Stem cell research lines were falsified
SEOUL, South Korea — South Korea's leading university said today that researcher Hwang Woo-suk did not produce stem cells individually tailored to patients as he claimed he had done in a landmark research paper.
The conclusion was a crushing blow to the disgraced professor's once-vaunted reputation as a cloning pioneer who held the key to medical breakthroughs for hard-to-treat diseases.
A panel from Seoul National University that is investigating Hwang's work said last week at least nine of the 11 patient-specific stem cell lines reported this year in the journal Science were fabricated. Today, the panel said the remaining two were also faked.
"The panel couldn't find stem cells that match patients' DNA regarding the 2005 paper and it believes that Hwang's team doesn't have scientific data to prove that (such stem cells) were made," Roe Jung-hye, the university's dean of research affairs, told reporters.
The latest revelations on Hwang's fabrications are a huge setback for research into stem cells, master cells that can grow into any body tissue.
Creating patient-specific stem cells would be a breakthrough because they would not be rejected by patients' individual immune systems. Scientists hope to someday use those to cure Alzheimer's, diabetes and paralysis.

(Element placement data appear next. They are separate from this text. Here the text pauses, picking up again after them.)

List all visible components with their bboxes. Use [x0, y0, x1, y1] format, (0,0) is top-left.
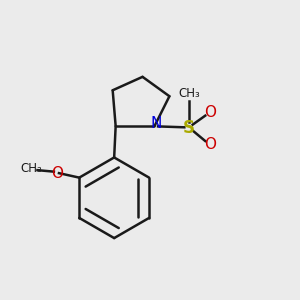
- Text: O: O: [205, 136, 217, 152]
- Text: O: O: [51, 166, 63, 181]
- Text: O: O: [205, 105, 217, 120]
- Text: CH₃: CH₃: [21, 162, 42, 175]
- Text: N: N: [150, 116, 162, 130]
- Text: CH₃: CH₃: [178, 87, 200, 100]
- Text: S: S: [183, 118, 195, 136]
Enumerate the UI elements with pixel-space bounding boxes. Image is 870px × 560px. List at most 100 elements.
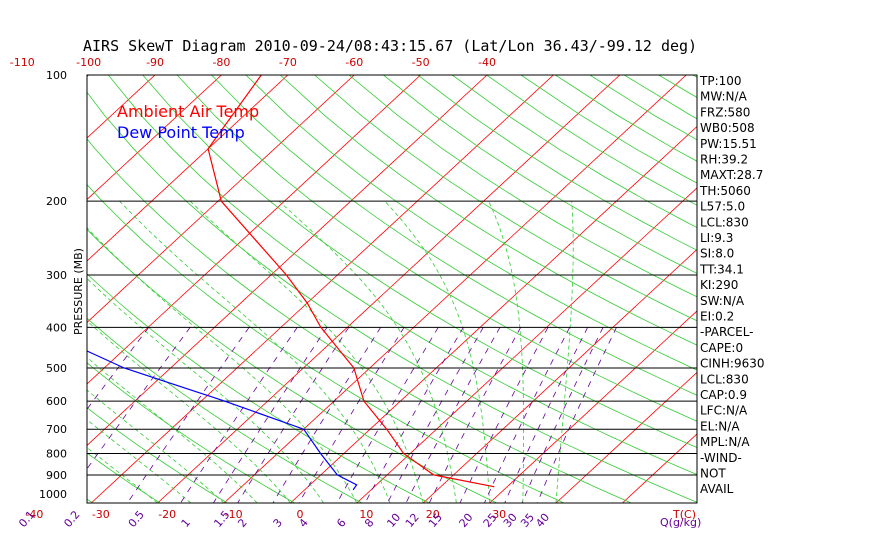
dry-adiabat-line (87, 228, 497, 503)
dry-adiabat-line (865, 75, 870, 503)
index-item: SI:8.0 (700, 247, 734, 261)
profile-point (320, 452, 322, 455)
mixing-ratio-line (428, 327, 522, 503)
dry-adiabat-line (107, 75, 697, 476)
moist-adiabat-line (488, 201, 524, 503)
pressure-tick-label: 300 (46, 269, 67, 282)
isotherm-line (87, 75, 421, 385)
index-item: KI:290 (700, 278, 738, 292)
mixing-ratio-line (127, 327, 250, 503)
isotherm-line (290, 125, 697, 503)
isotherm-line (87, 75, 289, 262)
index-item: NOT (700, 467, 726, 481)
pressure-tick-label: 900 (46, 469, 67, 482)
profile-point (223, 400, 226, 402)
isotherm-line (90, 75, 554, 503)
dry-adiabat-line (142, 75, 697, 449)
dry-adiabat-line (314, 75, 697, 322)
moist-adiabat-line (87, 447, 158, 503)
bottom-temp-tick-label: 30 (492, 508, 506, 521)
bottom-temp-tick-label: -20 (158, 508, 176, 521)
profile-point (285, 274, 287, 276)
index-item: SW:N/A (700, 294, 745, 308)
dry-adiabat-line (0, 75, 25, 503)
isotherm-line (87, 75, 222, 201)
bottom-temp-tick-label: -10 (225, 508, 243, 521)
legend-air-temp: Ambient Air Temp (117, 102, 259, 121)
index-item: EI:0.2 (700, 310, 734, 324)
dry-adiabat-line (383, 75, 697, 274)
pressure-tick-label: 1000 (39, 488, 67, 501)
profile-point (35, 327, 36, 328)
pressure-tick-label: 800 (46, 448, 67, 461)
index-item: TP:100 (699, 74, 742, 88)
moist-adiabat-line (87, 277, 324, 503)
profile-point (5, 274, 6, 275)
isotherm-line (555, 371, 697, 503)
dry-adiabat-line (280, 75, 697, 346)
dry-adiabat-line (87, 317, 363, 503)
mixing-ratio-line (180, 327, 298, 503)
profile-point (433, 474, 435, 476)
pressure-axis: 100 200 300 400 500 600 700 800 900 1000 (39, 69, 67, 501)
mixing-ratio-tick-label: 12 (403, 511, 422, 530)
profile-point (493, 486, 495, 488)
index-item: -WIND- (700, 451, 742, 465)
isotherm-line (157, 75, 621, 503)
dry-adiabat-line (87, 91, 697, 503)
isotherm-line (223, 75, 687, 503)
mixing-ratio-line (521, 327, 604, 503)
isotherm-line (87, 75, 355, 323)
chart-title: AIRS SkewT Diagram 2010-09-24/08:43:15.6… (83, 37, 697, 55)
x-axis-unit-label: T(C) (672, 508, 696, 521)
bottom-temp-tick-label: 20 (426, 508, 440, 521)
mixing-ratio-line (459, 327, 549, 503)
mixing-ratio-tick-label: 6 (334, 516, 348, 530)
profile-point (207, 148, 209, 150)
index-item: MW:N/A (700, 90, 748, 104)
dry-adiabat-line (245, 75, 697, 371)
profile-point (352, 488, 354, 491)
isotherm-line (422, 248, 697, 503)
top-temp-tick-label: -100 (76, 56, 101, 69)
index-item: L57:5.0 (700, 200, 745, 214)
moist-adiabat-line (87, 356, 258, 503)
dry-adiabat-line (87, 184, 565, 503)
top-temp-tick-label: -70 (279, 56, 297, 69)
index-item: PW:15.51 (700, 137, 757, 151)
mixing-ratio-line (87, 327, 191, 470)
profile-point (356, 484, 358, 486)
index-item: -PARCEL- (700, 325, 754, 339)
mixing-ratio-tick-label: 40 (533, 511, 552, 530)
mixing-ratio-line (272, 327, 382, 503)
dry-adiabat-line (87, 138, 632, 503)
mixing-ratio-line (213, 327, 328, 503)
mixing-ratio-tick-label: 20 (457, 511, 476, 530)
mixing-ratio-line (364, 327, 464, 503)
profile-point (320, 326, 322, 328)
moist-adiabat-line (190, 200, 424, 503)
profile-point (123, 367, 125, 369)
pressure-tick-label: 600 (46, 395, 67, 408)
isotherm-line (0, 75, 22, 503)
profile-point (303, 428, 305, 430)
mixing-ratio-line (298, 327, 405, 503)
index-item: CAP:0.9 (700, 388, 747, 402)
mixing-ratio-line (387, 327, 484, 503)
dry-adiabat-line (417, 75, 697, 251)
mixing-ratio-unit-label: Q(g/kg) (660, 516, 701, 529)
dry-adiabat-line (451, 75, 697, 229)
dry-adiabat-line (796, 75, 870, 503)
moist-adiabat-line (555, 201, 574, 503)
isotherm-line (356, 187, 697, 503)
mixing-ratio-line (336, 327, 439, 503)
pressure-tick-label: 100 (46, 69, 67, 82)
moist-adiabat-line (87, 389, 225, 503)
dry-adiabat-line (762, 75, 870, 503)
mixing-ratio-line (504, 327, 589, 503)
pressure-tick-label: 400 (46, 321, 67, 334)
top-temp-tick-label: -90 (146, 56, 164, 69)
index-item: LFC:N/A (700, 404, 748, 418)
index-item: AVAIL (700, 482, 734, 496)
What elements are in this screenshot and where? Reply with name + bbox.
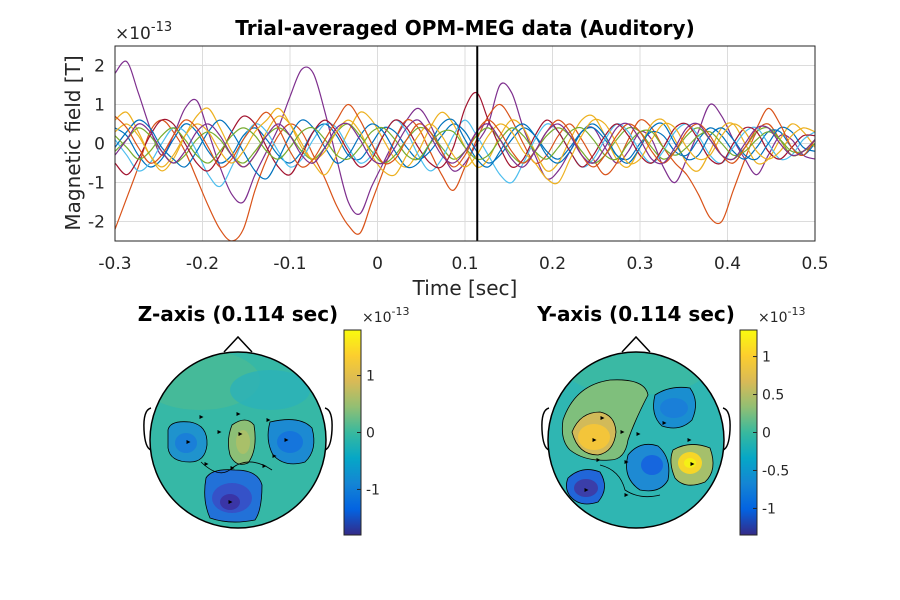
colorbar-z-exponent-power: -13 xyxy=(392,305,410,318)
channel-trace xyxy=(115,126,815,164)
main-title: Trial-averaged OPM-MEG data (Auditory) xyxy=(235,16,694,40)
x-tick-label: -0.1 xyxy=(273,254,306,274)
colorbar-y-ticks: 1 0.5 0 -0.5 -1 xyxy=(753,350,789,517)
sensor-marker xyxy=(228,500,233,504)
channel-trace xyxy=(115,107,815,185)
nose-z xyxy=(223,335,253,353)
y-axis-label: Magnetic field [T] xyxy=(61,55,85,230)
sensor-marker xyxy=(236,412,241,416)
sensor-marker xyxy=(584,488,589,492)
colorbar-z-ticks: 1 0 -1 xyxy=(357,369,380,498)
map-blob xyxy=(660,398,688,418)
map-blob xyxy=(236,430,250,454)
x-tick-label: -0.2 xyxy=(186,254,219,274)
colorbar-tick-label: -0.5 xyxy=(762,463,789,479)
left-ear-z xyxy=(143,407,152,451)
map-blob xyxy=(574,479,598,497)
colorbar-tick-label: -1 xyxy=(762,501,776,517)
topoplot-z-map xyxy=(150,352,326,528)
sensors-z xyxy=(186,412,289,504)
channel-trace xyxy=(115,60,815,215)
colorbar-y-exponent: ×10-13 xyxy=(758,305,806,326)
y-tick-label: -2 xyxy=(88,213,105,233)
sensor-marker xyxy=(592,438,597,442)
y-tick-label: 2 xyxy=(94,57,105,77)
sensor-marker xyxy=(204,462,209,466)
x-axis-label: Time [sec] xyxy=(412,276,518,300)
right-ear-z xyxy=(324,407,333,451)
x-tick-label: 0.3 xyxy=(626,254,653,274)
x-tick-label: 0.4 xyxy=(714,254,741,274)
sensor-marker xyxy=(662,421,667,425)
topoplot-y-title: Y-axis (0.114 sec) xyxy=(536,302,735,326)
colorbar-z-exponent: ×10-13 xyxy=(362,305,410,326)
y-tick-labels: 2 1 0 -1 -2 xyxy=(88,57,105,233)
channel-trace xyxy=(115,119,815,168)
map-blob xyxy=(578,424,610,450)
sensor-marker xyxy=(186,440,191,444)
colorbar-tick-label: 0 xyxy=(762,426,771,442)
plot-frame xyxy=(114,45,816,242)
sensor-marker xyxy=(687,438,692,442)
y-exponent-power: -13 xyxy=(151,20,172,35)
colorbar-y-exponent-base: ×10 xyxy=(758,310,788,326)
x-tick-label: 0.2 xyxy=(539,254,566,274)
map-contour xyxy=(599,464,661,498)
colorbar-tick-label: 1 xyxy=(366,369,375,385)
topoplot-y: Y-axis (0.114 sec) 1 0.5 0 -0.5 -1 ×10-13 xyxy=(536,302,806,536)
x-tick-labels: -0.3 -0.2 -0.1 0 0.1 0.2 0.3 0.4 0.5 xyxy=(98,254,828,274)
timeseries-axes: -0.3 -0.2 -0.1 0 0.1 0.2 0.3 0.4 0.5 2 1 0 -1 -2 xyxy=(88,45,829,274)
head-outline-y xyxy=(547,351,725,529)
right-ear-y xyxy=(722,407,731,451)
colorbar-tick-label: 0 xyxy=(366,426,375,442)
sensor-marker xyxy=(596,458,601,462)
sensor-marker xyxy=(636,432,641,436)
channel-trace xyxy=(115,118,815,180)
trace-group xyxy=(115,60,815,241)
sensor-marker xyxy=(624,460,629,464)
head-outline-z xyxy=(149,351,327,529)
sensors-y xyxy=(584,416,695,497)
sensor-marker xyxy=(690,462,695,466)
sensor-marker xyxy=(284,438,289,442)
sensor-marker xyxy=(620,430,625,434)
sensor-marker xyxy=(230,466,235,470)
y-tick-label: 1 xyxy=(94,96,105,116)
sensor-marker xyxy=(262,464,267,468)
y-exponent: ×10-13 xyxy=(115,20,172,44)
colorbar-tick-label: 1 xyxy=(762,350,771,366)
map-blob xyxy=(175,433,197,453)
sensor-marker xyxy=(600,416,605,420)
x-tick-label: -0.3 xyxy=(98,254,131,274)
colorbar-z-exponent-base: ×10 xyxy=(362,310,392,326)
y-tick-label: 0 xyxy=(94,135,105,155)
left-ear-y xyxy=(541,407,550,451)
y-exponent-base: ×10 xyxy=(115,24,151,44)
nose-y xyxy=(621,335,651,353)
map-blob xyxy=(684,458,696,468)
sensor-marker xyxy=(624,493,629,497)
x-tick-label: 0 xyxy=(372,254,383,274)
sensor-marker xyxy=(238,432,243,436)
map-blob xyxy=(230,370,310,410)
map-blob xyxy=(277,431,303,453)
sensor-marker xyxy=(217,430,222,434)
colorbar-y-exponent-power: -13 xyxy=(788,305,806,318)
topoplot-z: Z-axis (0.114 sec) 1 0 -1 ×10-13 xyxy=(138,302,410,536)
x-tick-label: 0.1 xyxy=(451,254,478,274)
sensor-marker xyxy=(199,415,204,419)
sensor-marker xyxy=(272,454,277,458)
topoplot-y-map xyxy=(548,352,724,528)
colorbar-tick-label: 0.5 xyxy=(762,388,784,404)
colorbar-tick-label: -1 xyxy=(366,482,380,498)
map-blob xyxy=(641,455,663,475)
sensor-marker xyxy=(266,418,271,422)
topoplot-z-title: Z-axis (0.114 sec) xyxy=(138,302,338,326)
x-tick-label: 0.5 xyxy=(801,254,828,274)
y-tick-label: -1 xyxy=(88,174,105,194)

The panel's interim results also suggested that even the stem cell lines that Hwang claimed to have developed but did not include in the 2005 paper also failed to match patients' DNA, challenging the researcher's insistence that he has the ability to create the tailored stem cells.
Still, Roe said the panel is continuing to consult outside experts on that point. The final results will be disclosed in the panel's concluding report due out in the middle of next month.
Hwang's current whereabouts were unknown and he could not be reached for comment.